Quando viajam pela velha estrada Francisco Fajardo, perto da Universidade Central da Venezuela, a opositora venezuelana pediu que o motorista mudasse a rota para mostrar aos ex-presidentes uma longa fila de pessoas em frente a um supermercado. Segundo a oposição ao regime, um símbolo da política errônea de Nicolás Maduro é a escassez de produtos básicos enfrentada pelo país. Segundo o Governo, a representação de um “golpe econômico” que tenta derrubar o mandato do presidente. Era uma e meia da tarde.

MAIS INFORMAÇÕES

Pastrana, que trabalhava como jornalista antes de alcançar o cargo máximo em seu país, conversou com um menino de sete anos na imensa fila formada fora do hipermercado estatal Abastos Bicentenario. Havia chegado às sete da manhã e queria comprar frango. “Estava triste porque havia acabado”, lembra o ex-mandatário. “Essas são as coisas que impactam de um país tão rico como a Venezuela. Conheci uma Venezuela diferente”.

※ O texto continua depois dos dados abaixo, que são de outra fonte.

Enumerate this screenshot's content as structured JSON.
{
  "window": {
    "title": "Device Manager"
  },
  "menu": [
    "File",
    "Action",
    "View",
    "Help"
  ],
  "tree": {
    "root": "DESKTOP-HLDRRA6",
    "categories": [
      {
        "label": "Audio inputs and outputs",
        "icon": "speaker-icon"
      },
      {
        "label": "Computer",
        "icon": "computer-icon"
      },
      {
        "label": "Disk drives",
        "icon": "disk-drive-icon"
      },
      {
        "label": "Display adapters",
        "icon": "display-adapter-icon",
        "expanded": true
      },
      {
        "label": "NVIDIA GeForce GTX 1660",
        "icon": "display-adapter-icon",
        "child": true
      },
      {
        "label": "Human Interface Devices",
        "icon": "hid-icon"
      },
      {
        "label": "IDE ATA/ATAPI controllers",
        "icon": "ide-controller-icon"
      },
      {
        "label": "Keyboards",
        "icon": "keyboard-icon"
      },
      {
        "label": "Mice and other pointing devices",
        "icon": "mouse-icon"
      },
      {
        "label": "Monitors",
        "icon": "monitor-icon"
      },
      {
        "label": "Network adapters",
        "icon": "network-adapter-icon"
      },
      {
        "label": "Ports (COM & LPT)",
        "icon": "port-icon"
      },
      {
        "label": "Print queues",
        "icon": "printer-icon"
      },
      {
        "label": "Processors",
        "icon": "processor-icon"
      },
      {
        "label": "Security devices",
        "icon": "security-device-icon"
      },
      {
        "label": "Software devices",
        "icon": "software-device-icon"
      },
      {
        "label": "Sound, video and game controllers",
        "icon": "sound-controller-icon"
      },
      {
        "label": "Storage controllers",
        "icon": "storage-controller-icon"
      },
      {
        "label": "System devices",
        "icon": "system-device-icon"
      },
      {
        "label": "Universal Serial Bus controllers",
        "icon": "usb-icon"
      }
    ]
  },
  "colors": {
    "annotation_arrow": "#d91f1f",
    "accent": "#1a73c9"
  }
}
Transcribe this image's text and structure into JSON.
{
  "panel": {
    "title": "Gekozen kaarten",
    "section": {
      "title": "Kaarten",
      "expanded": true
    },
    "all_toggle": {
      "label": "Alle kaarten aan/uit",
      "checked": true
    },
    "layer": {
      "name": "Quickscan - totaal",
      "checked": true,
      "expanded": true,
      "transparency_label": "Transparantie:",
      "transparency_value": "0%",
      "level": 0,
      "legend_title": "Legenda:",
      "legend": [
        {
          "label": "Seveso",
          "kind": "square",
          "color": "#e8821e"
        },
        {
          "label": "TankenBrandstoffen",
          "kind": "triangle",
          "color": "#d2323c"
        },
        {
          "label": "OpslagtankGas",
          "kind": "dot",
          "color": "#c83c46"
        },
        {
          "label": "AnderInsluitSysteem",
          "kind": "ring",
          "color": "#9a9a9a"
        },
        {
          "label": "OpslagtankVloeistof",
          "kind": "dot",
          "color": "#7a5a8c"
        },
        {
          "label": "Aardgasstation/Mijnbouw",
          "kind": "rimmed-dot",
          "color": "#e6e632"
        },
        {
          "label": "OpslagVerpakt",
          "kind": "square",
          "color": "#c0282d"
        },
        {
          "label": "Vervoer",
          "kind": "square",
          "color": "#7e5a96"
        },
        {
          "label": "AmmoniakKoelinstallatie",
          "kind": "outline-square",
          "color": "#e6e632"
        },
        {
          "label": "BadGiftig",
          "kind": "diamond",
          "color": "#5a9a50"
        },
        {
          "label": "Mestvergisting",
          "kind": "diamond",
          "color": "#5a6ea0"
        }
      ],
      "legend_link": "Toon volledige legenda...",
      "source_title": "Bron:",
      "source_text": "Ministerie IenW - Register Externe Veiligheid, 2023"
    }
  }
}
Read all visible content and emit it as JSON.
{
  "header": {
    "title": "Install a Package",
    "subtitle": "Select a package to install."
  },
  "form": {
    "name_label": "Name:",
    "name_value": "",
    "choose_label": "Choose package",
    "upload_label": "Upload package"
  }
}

Foi a segunda impressão que Pastrana levou nesse dia. A primeira veio muito antes de chegar à antessala da prisão onde López se encontra há quase um ano (detido devido aos distúrbios ocorridos no começo do ano passado). Juntamente com Sebastián Piñera, Pastrana havia tentado acompanhar os familiares à visita do domingo, mas um cordão de funcionários da Guarda Nacional Bolivariana os impediu de entrar com ordens do vice-presidente Jorge Arreaza. “O mais impactante dessa negativa foi comprovar que López é um preso político. Não se tratava de solicitar uma entrevista através da cancillería [relações exteriores], mas comprovar que um cidadão comum e normal é impedido de visitar um preso”.

Os dois episódios o levam a acreditar que em seu país, assim como no resto da América Latina, há pouca consciência sobre a verdadeira situação da Venezuela e sobre as condições nas quais a oposição é exercida. “Sempre disse que nós, os democratas do continente, deixamos a Venezuela sozinha”, disse Pastrana ao EL PAÍS. E enquanto afirma isso, se prepara para criticar o Governo de seu país, que se mantém, segundo sua opinião, à margem ou não quis expressar até agora suas diferenças em relação às decisões de Maduro. “Me chamou a atenção como meus compatriotas são perseguidos neste país. E frente a isso não há resposta”.

O ex-presidente foi muito crítico em relação ao presidente colombiano, Juan Manuel Santos, e à chanceler María Ángela Holguín em todas as frentes, não apenas com respeito à situação venezuelana. Para ele, até o momento os diálogos de paz conduzidos com a guerrilha das FARC em Havana deram ao grupo privilégios inaceitáveis.

O Governo de Nicolás Maduro não deu precisamente boas-vindas cordiais a Pastrana. “Viemos compartilhar com a oposição nossas opiniões sobre a democracia e não entendemos por que reagiram dessa maneira”, afirma o ex-presidente. A atitude de Maduro, disse, é muito diferente da de Chávez, com quem polemizou, e muito, durante sua gestão.

Os muros e a liberdade

O ex-presidente mexicano Felipe Calderón completou o grupo de ex-governantes que participaram do fórum Poder Cidadão e a Democracia de Hoje, organizado por Corina Machado. Calderón enviou uma mensagem emotiva a Leopoldo López e em geral a todos os venezuelanos contrários ao regime. Tanto em sua intervenção como nas conclusões quis destacar uma ideia:

“Não desista, querida Venezuela, porque sabemos que a liberdade virá. E ao mundo digo que não continue construindo muros como os que hoje isolam este país e Cuba. Continuemos atentos ao que acontece aqui”.

Em sua mensagem, o ex-presidente da Costa Rica, Oscar Arias, não foi menos crítico que seus colegas. Em referência à escassez, afirmou que a Venezuela é um “Governo corrupto, ineficiente e obcecado em ocultar seu fracasso”.